İmanını kemâl derecesine ulaştırmış bir kul sonra görür ki, Allahu Zülcelâl, yeryüzünü bir sergi hükmünde yapmış, bütün antika sanatlarını orada teşhir etmektedir. Kul da bunlar karşısında ubudiyetin bir gereği olarak “Maşaallah” diyerek takdir ile, “Barekallah” diyerek tahsin ile, “Sübhanallah” diyerek hayret ile, “Allahu ekber” diyerek istihsan ile karşılık verir. Kul idrak eder ki, Cenab-ı Hak bütün bunlarla vahdaniyet bayrağını dikmiş, rububiyetini ilân etmiştir. Bundan sonra kulun üzerine düşen ubudiyetle cevap vermektir.
Kul ancak bu çeşit ibadet ve tefekküratla hakiki insan olur, ahsen-i takvimde olduğunu gösterir.”
8. İBADETTE İHLAS FAKTÖRÜ
İslâmda ubudiyet mühim bir yer işgal eder ve Cenab-ı Hakka kulun yakınlığının bir işareti sayılır. Kul ne kadar samimiyet ve ihlasla ubudiyete mülazemet ederse, o nisbette Kadîr-i Mutlakın sevgilisi olur. Bu ehemmiyetli noktayı hemen bütün eserlerinde yeri geldikçe vurgulayan Said Nursî, aynı ehemmiyeti bir kez daha izah ederek şöyle demektedir:
“İŞTE BU SIRRI ANLAMAYANLAR, EVRAD-I KUDSİYE-İ NAKŞİBENDİ’Yİ VEYA CEVŞEN-İ KEBİRİ O FAYDALARIN BAZILARINI MAKSUD-I BİZZAT NİYET EDEREK OKUYORLAR. O FAYDALARI GÖREMİYORLAR, GÖREMEYECEKLER VE GÖRMEYE DE HAKLARI YOKTUR… ONLAR NİYET ETSE, İHLASI BİR DERECE BOZULUR, BELKİ UBUDİYETTEN ÇIKAR VE KIYMETTEN DÜŞER.” –
Bediüzzaman’a göre “Ubudiyetin esası olan acz ve fakr, medar-ı necat ve halas yalnız ihlastır. İhlası kazanmak çok mühimdir. Bir zerre ihlaslı amel, batmanlarla halis olmayana müreccahtır”.

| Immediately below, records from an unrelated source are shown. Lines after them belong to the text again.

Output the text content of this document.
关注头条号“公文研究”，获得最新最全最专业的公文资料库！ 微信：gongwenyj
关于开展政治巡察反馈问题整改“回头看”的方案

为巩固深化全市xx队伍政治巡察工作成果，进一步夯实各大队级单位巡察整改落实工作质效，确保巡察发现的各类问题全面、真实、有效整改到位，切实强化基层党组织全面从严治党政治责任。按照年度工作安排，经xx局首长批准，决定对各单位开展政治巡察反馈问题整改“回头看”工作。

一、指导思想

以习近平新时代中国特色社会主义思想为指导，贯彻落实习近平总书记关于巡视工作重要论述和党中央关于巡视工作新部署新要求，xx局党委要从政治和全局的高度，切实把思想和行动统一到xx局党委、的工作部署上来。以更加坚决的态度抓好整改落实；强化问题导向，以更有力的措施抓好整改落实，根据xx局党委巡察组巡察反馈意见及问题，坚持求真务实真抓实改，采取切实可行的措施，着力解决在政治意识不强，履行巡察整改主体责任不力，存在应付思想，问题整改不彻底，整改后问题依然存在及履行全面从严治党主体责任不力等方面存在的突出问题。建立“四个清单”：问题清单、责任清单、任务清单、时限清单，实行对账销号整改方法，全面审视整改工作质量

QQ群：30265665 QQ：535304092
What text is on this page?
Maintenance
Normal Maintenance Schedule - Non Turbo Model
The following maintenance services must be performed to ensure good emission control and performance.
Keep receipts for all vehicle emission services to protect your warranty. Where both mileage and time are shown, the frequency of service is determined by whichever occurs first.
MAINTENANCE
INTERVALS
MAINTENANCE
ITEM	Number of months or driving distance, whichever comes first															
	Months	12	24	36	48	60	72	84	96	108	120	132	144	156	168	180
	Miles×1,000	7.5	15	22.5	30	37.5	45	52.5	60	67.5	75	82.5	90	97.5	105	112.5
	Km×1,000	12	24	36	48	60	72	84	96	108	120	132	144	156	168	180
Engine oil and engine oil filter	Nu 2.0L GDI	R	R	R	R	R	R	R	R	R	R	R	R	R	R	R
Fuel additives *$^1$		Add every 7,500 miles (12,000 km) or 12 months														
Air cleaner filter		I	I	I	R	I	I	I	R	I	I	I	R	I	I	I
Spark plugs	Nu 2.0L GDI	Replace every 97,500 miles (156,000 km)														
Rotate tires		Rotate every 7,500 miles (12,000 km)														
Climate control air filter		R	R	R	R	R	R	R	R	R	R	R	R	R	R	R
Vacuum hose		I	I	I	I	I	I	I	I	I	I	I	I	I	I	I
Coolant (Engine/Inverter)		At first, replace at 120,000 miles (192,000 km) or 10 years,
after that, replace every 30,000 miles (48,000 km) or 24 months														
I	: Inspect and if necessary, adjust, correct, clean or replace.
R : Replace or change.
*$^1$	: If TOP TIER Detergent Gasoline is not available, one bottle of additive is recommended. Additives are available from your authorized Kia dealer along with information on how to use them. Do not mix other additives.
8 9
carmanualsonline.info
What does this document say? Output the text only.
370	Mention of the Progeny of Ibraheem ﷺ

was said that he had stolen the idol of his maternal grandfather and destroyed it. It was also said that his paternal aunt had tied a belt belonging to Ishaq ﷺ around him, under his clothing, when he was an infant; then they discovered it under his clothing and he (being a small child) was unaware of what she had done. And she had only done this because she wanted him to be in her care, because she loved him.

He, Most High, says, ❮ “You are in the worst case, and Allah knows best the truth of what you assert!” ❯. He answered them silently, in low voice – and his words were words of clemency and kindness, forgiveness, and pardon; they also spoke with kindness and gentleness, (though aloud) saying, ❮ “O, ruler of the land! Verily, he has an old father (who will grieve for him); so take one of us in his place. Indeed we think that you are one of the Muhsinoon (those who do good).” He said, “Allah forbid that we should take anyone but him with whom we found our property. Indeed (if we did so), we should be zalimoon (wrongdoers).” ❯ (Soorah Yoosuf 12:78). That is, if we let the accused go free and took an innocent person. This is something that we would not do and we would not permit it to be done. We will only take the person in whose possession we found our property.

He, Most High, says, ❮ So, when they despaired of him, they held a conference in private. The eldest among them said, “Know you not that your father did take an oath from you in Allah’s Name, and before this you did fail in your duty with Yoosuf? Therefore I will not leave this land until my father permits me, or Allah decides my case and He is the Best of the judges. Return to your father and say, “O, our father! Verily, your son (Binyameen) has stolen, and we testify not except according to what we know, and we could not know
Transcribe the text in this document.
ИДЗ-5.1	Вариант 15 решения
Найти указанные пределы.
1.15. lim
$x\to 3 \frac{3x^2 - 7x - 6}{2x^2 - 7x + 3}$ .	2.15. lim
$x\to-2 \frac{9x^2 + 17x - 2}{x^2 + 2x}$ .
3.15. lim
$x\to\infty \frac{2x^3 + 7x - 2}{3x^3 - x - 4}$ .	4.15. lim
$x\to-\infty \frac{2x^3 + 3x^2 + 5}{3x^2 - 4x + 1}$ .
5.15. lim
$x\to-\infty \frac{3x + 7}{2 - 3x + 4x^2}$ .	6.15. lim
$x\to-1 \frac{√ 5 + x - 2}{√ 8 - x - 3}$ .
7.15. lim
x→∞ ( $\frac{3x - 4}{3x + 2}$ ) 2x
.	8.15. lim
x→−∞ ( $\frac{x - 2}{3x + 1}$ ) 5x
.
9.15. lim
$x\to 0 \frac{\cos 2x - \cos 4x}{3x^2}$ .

Lügatlerin ve ansiklopedilerin açıkladığı ubudiyet kavramında aşırı bağlılık ve kullukta bulunulacak makam da gösterilmiştir; çünkü yaratılmanın önemli bir manası “Ben cinleri ve insanları ancak bana kulluk etsinler diye yarattım” âyet-i kerimesinde de gayet vuzuhla açıklandığı üzere öncelikle kulluktur, ubudiyettir. Gerçek manada Cenab-ı Hakka karşı ubudiyette bulunulmazsa, kulluğun bir önemi ve değeri olmaz. Kul, ahsen-i takvim üzere yaratılışının şuuruna ancak Cenab-ı Hakka karşı kulluğunu gösterdiği ölçüde erebilir. İşte bu ince ve nazik noktayı yakalayanlar hem dünyalarını, hem de âhiretlerini ma’mur kılmış olurlar; çünkü Islâhtım önemle üzerinde durduğu noktalardan biri, dünya için âhiretin, âhiret için dünyanın muvazeneli bir şekilde yürütülmesidir. Bu nazik dengeyi en iyi bir şekilde sağlamakla yükümlü olan kişi Cenab-ı Hakka kulluk görevini ifa ederken her türlü aşırılıktan sakınacak, Bediüzzaman’a göre ubudiyetin esası olan acz ve fakrı elden bırakmayacaktır.
Lügatte, “Doğru ve samimi sevgi, samimiyet, riyasız ve samimi ibadet, gönülden gelen dostluk, bağlılık” vb. şekilde tarif edilen ihlâs, İslâmın en temel ilkelerinden biri, belki de en başta gelenidir. İhlâs her şeyin her teşebbüsün başıdır. Said Nursî’nin kalemi ile, “Bu dünyada hususan uhrevî hizmetlerde en mühim bir esas, en büyük bir kuvvet, en makbul bir şefaatçi, en metin bir nokta-i istinat, en kısa bir tarik-i hakikat, en makbul bir duayı manevi, en yüksek bir haslet, en safi bir ubudiyet ihlas”tır.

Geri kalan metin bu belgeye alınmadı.